Tuesday, June 20, 2017

Year 7, Day 171: Deuteronomy 20

Theological Commentary: Click Here


In Deuteronomy 20 we have a chapter about warfare.  Naturally, this is a pertinent chapter for Moses to give as he prepares to die and Joshua prepares to lead the people into the Promised Land.  The people are about to experience much warfare.  They need to know the rules.

Moses gives the general rule first.  If you besiege a city, first make sure that they aren’t willing to take the easy way out.  See if they surrender.  In other words, don’t fight battles unnecessarily.  I think that’s a generally good practice.  If there is a way to get through a conflict where there is peace and you don’t compromise your own position, take that option first.  In this case, Moses tells the Hebrew people that cities in general who surrender are to become forced laborers to the Hebrew people.

However, Moses makes a simple exception to this general rule.  Of the cities in Canaan, they are to be utterly destroyed.  Nobody is to be left.  When we look at this, we need to remember.  The general rule above still applies.  However, the case of Canaan is a specific place where God Himself is bringing judgment.  It isn’t the Hebrew people that are planning to attack, it is God’s plan of judgment.  It is God who will give the cities over to the Hebrew people.  This is God’s war.  That’s why the general rule of besieging a city can be supplanted.  The Canaanites are to die because God decreed it, not because it’s generally okay to utterly destroy those who oppose us.

Finally, we have a neat little paragraph about the fruit trees around a city.  God doesn’t want the people chopping down the fruit trees to make siege works.  From the perspective of the big picture, this makes a ton of sense.  Fruit trees are one of the land’s natural ways of providing for the animals and people that live there.  When fruit trees are cut down, there is no way to get more fruit unless you plant more trees.  That takes years of cultivation to replace.  What that means is that the incoming population of your own people will have a harder time surviving because they have no trees from which they can eat fruit!  It makes sense to chop down the trees that bear no fruit and use them for siege works but leave the fruiting trees be.

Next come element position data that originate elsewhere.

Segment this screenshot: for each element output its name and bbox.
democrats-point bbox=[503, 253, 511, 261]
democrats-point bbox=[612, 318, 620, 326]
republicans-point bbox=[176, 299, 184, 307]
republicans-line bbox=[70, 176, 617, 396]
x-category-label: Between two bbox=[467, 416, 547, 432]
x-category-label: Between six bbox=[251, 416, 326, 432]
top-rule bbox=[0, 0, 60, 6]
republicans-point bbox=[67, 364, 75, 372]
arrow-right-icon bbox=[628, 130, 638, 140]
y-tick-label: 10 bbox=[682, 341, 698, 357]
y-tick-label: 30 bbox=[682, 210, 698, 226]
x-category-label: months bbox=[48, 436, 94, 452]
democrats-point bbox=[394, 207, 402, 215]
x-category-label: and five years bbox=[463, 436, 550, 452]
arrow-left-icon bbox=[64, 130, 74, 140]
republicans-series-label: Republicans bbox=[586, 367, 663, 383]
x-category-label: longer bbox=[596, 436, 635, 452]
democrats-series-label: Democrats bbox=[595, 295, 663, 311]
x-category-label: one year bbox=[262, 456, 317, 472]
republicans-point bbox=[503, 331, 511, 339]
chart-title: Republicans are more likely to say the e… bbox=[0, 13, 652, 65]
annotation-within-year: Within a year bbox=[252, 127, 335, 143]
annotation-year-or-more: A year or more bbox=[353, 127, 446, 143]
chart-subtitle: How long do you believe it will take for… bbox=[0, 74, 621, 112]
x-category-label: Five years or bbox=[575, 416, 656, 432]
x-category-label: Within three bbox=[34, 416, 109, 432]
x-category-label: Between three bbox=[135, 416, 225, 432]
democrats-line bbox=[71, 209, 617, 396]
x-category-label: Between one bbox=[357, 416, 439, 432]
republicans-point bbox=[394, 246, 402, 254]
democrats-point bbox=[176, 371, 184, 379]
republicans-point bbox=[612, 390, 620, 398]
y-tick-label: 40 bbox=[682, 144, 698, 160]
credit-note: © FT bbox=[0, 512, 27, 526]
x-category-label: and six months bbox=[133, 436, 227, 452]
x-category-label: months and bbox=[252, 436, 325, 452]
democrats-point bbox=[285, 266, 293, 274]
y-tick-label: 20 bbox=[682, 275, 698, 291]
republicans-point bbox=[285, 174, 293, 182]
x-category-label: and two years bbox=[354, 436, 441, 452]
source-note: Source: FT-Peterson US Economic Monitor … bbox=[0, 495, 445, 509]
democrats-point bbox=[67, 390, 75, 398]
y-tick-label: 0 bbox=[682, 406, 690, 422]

In general, I think that there is a really good principle at work.  Whenever we are in a conflict with another person, don’t allow the conflict to destroy the resources around us.  We need to make sure that we are measuring the cost of our conflict. There is nothing worse than having a conflict that is so bad that when the winner is decided there is nothing left of any value.  In that case, the conflict was ultimately over nothing, and the conflict was truly pointless.  If fighting a battle will ultimately result in the destruction of everything around us, is the battle really worth fighting at all?